Фонарик уркнул, радужный круг света вспышкой лег на запорошенную сенной трухой землю и медленно растворился в темноте.
Вовка нажал на ручку снова, потом еще раз, быстро напал на самый экономный ритм работы динамика и, ликуя, высвечивал на конюшне все подряд: сложенные друг на друга сани с вывернутыми оглоблями, телеги, бочонок с дегтем, мякильник, в котором конюх разносит лошадям корм, колоду с водой, крутую лестницу на сеновал и под ней сбрую, вывешенную на деревянных гвоздях.
— Эй, кто там? — раздался из темноты хриплый голос.
Вовка перестал жужжать фонариком и затих.
— Ты, что ли, Анатолий?
Ну конечно же, в Полежаеве Толика Неганова узнают по фонарику за три версты.
— Ты чего тут делаешь?
Вовка весь сжался. Глаза у него еще не освоились с темнотой, и он начал пятиться наугад, по памяти. Из ограды выскочил как ошпаренный и, не чуя ног, дал стрекача от греха подальше.

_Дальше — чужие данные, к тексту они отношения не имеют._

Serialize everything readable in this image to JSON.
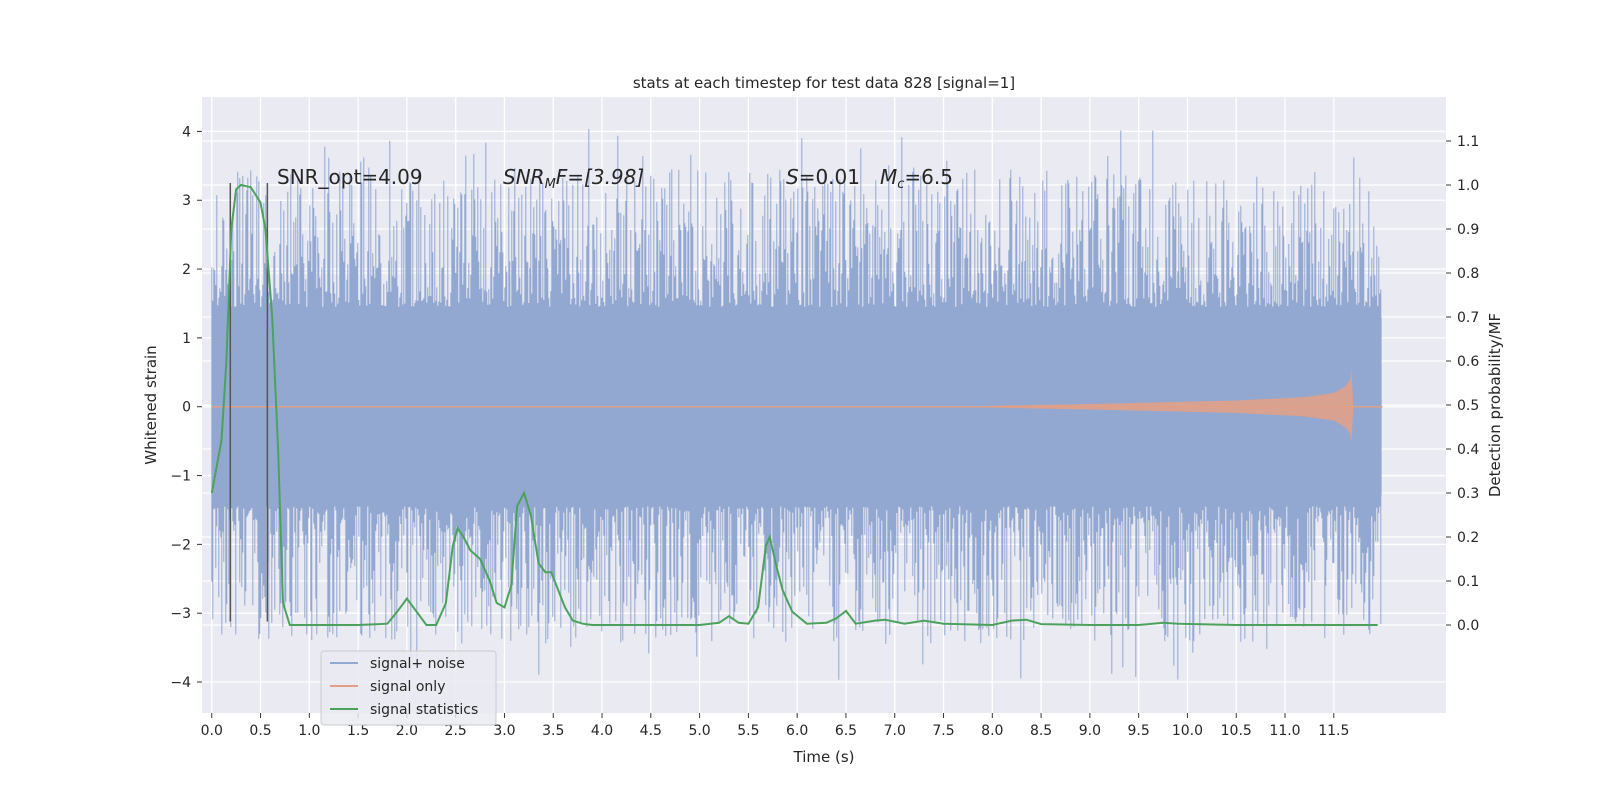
{
  "chart_data": {
    "type": "line",
    "title": "stats at each timestep for test data 828 [signal=1]",
    "xlabel": "Time (s)",
    "ylabel": "Whitened strain",
    "ylabel_right": "Detection probability/MF",
    "xlim": [
      -0.1,
      12.65
    ],
    "ylim": [
      -4.45,
      4.5
    ],
    "ylim_right": [
      -0.2,
      1.2
    ],
    "x_ticks": [
      0.0,
      0.5,
      1.0,
      1.5,
      2.0,
      2.5,
      3.0,
      3.5,
      4.0,
      4.5,
      5.0,
      5.5,
      6.0,
      6.5,
      7.0,
      7.5,
      8.0,
      8.5,
      9.0,
      9.5,
      10.0,
      10.5,
      11.0,
      11.5
    ],
    "x_tick_labels": [
      "0.0",
      "0.5",
      "1.0",
      "1.5",
      "2.0",
      "2.5",
      "3.0",
      "3.5",
      "4.0",
      "4.5",
      "5.0",
      "5.5",
      "6.0",
      "6.5",
      "7.0",
      "7.5",
      "8.0",
      "8.5",
      "9.0",
      "9.5",
      "10.0",
      "10.5",
      "11.0",
      "11.5"
    ],
    "y_ticks": [
      4,
      3,
      2,
      1,
      0,
      -1,
      -2,
      -3,
      -4
    ],
    "y_tick_labels": [
      "4",
      "3",
      "2",
      "1",
      "0",
      "−1",
      "−2",
      "−3",
      "−4"
    ],
    "y_right_ticks": [
      1.1,
      1.0,
      0.9,
      0.8,
      0.7,
      0.6,
      0.5,
      0.4,
      0.3,
      0.2,
      0.1,
      0.0
    ],
    "y_right_tick_labels": [
      "1.1",
      "1.0",
      "0.9",
      "0.8",
      "0.7",
      "0.6",
      "0.5",
      "0.4",
      "0.3",
      "0.2",
      "0.1",
      "0.0"
    ],
    "grid": true,
    "legend_position": "lower-left",
    "annotations": {
      "snr_opt": "SNR_opt=4.09",
      "snr_mf_base": "SNR",
      "snr_mf_sub": "M",
      "snr_mf_rest": "F=[3.98]",
      "s_symbol": "S",
      "s_value": "=0.01",
      "mc_base": "M",
      "mc_sub": "c",
      "mc_value": "=6.5"
    },
    "vertical_lines": [
      0.19,
      0.57
    ],
    "series": [
      {
        "name": "signal+ noise",
        "color": "#93a8d0",
        "t_end": 11.99,
        "core_amplitude": 1.3,
        "burst_max": 4.1,
        "burst_min": -4.0
      },
      {
        "name": "signal only",
        "color": "#e0a088",
        "points": [
          [
            0.0,
            0.0
          ],
          [
            7.5,
            0.0
          ],
          [
            9.0,
            0.04
          ],
          [
            10.5,
            0.09
          ],
          [
            11.2,
            0.14
          ],
          [
            11.5,
            0.2
          ],
          [
            11.62,
            0.3
          ],
          [
            11.67,
            0.4
          ],
          [
            11.68,
            -0.55
          ],
          [
            11.7,
            0.0
          ],
          [
            12.0,
            0.0
          ]
        ]
      },
      {
        "name": "signal statistics",
        "color": "#4ca25d",
        "points": [
          [
            0.0,
            0.3
          ],
          [
            0.1,
            0.42
          ],
          [
            0.15,
            0.6
          ],
          [
            0.2,
            0.9
          ],
          [
            0.25,
            0.99
          ],
          [
            0.3,
            1.0
          ],
          [
            0.4,
            0.995
          ],
          [
            0.5,
            0.96
          ],
          [
            0.55,
            0.9
          ],
          [
            0.62,
            0.7
          ],
          [
            0.68,
            0.4
          ],
          [
            0.73,
            0.05
          ],
          [
            0.8,
            0.0
          ],
          [
            1.0,
            0.0
          ],
          [
            1.5,
            0.0
          ],
          [
            1.8,
            0.003
          ],
          [
            1.9,
            0.03
          ],
          [
            2.0,
            0.06
          ],
          [
            2.1,
            0.03
          ],
          [
            2.2,
            0.0
          ],
          [
            2.3,
            0.0
          ],
          [
            2.4,
            0.05
          ],
          [
            2.47,
            0.18
          ],
          [
            2.52,
            0.22
          ],
          [
            2.58,
            0.2
          ],
          [
            2.65,
            0.17
          ],
          [
            2.75,
            0.15
          ],
          [
            2.85,
            0.1
          ],
          [
            2.92,
            0.05
          ],
          [
            3.0,
            0.04
          ],
          [
            3.07,
            0.09
          ],
          [
            3.13,
            0.27
          ],
          [
            3.2,
            0.3
          ],
          [
            3.27,
            0.25
          ],
          [
            3.35,
            0.14
          ],
          [
            3.42,
            0.12
          ],
          [
            3.48,
            0.12
          ],
          [
            3.55,
            0.08
          ],
          [
            3.62,
            0.04
          ],
          [
            3.7,
            0.01
          ],
          [
            3.8,
            0.003
          ],
          [
            3.9,
            0.0
          ],
          [
            4.5,
            0.0
          ],
          [
            5.0,
            0.0
          ],
          [
            5.2,
            0.005
          ],
          [
            5.3,
            0.02
          ],
          [
            5.4,
            0.005
          ],
          [
            5.5,
            0.003
          ],
          [
            5.6,
            0.04
          ],
          [
            5.68,
            0.18
          ],
          [
            5.72,
            0.2
          ],
          [
            5.78,
            0.14
          ],
          [
            5.85,
            0.08
          ],
          [
            5.95,
            0.03
          ],
          [
            6.1,
            0.003
          ],
          [
            6.3,
            0.005
          ],
          [
            6.4,
            0.015
          ],
          [
            6.5,
            0.032
          ],
          [
            6.6,
            0.003
          ],
          [
            6.8,
            0.01
          ],
          [
            6.9,
            0.012
          ],
          [
            7.1,
            0.003
          ],
          [
            7.3,
            0.01
          ],
          [
            7.5,
            0.003
          ],
          [
            8.0,
            0.0
          ],
          [
            8.2,
            0.01
          ],
          [
            8.35,
            0.012
          ],
          [
            8.5,
            0.002
          ],
          [
            9.0,
            0.0
          ],
          [
            9.5,
            0.0
          ],
          [
            9.75,
            0.005
          ],
          [
            9.9,
            0.003
          ],
          [
            10.5,
            0.0
          ],
          [
            11.0,
            0.0
          ],
          [
            11.5,
            0.0
          ],
          [
            11.95,
            0.0
          ]
        ]
      }
    ]
  }
}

Деревня как вымерла. Светился окнами один только клуб, да под горой маячила огоньками изба Микулиных. «Митька с братом сидит». И ноги сами свернули под гору — передохнуть некогда.
Отдышался он уже на крыльце у Митьки. Погони, кажется, не было.
В избе Микулиных ревел ребенок.
С улицы было слышно, как он надрывался и как Митька раскачивал скрипучую зыбку.
Вовка взлетел по лестнице, распахнул дверь и от порога
похвастал фонариком:— Видал?
— Неганова, — разочарованно протянул Митька.
— Ну и что! Был Неганова, а теперь не его! — сказал Вовка напористо и, несколько раз нажав на ручку, навел свет на Николу. Никола сразу затих.
— Неужели у Толика выменял? — не поверил Митька.
Пришлось рассказать все, как было.
— Отберут, — сочувствуя, заключил Митька и тяжело вздохнул.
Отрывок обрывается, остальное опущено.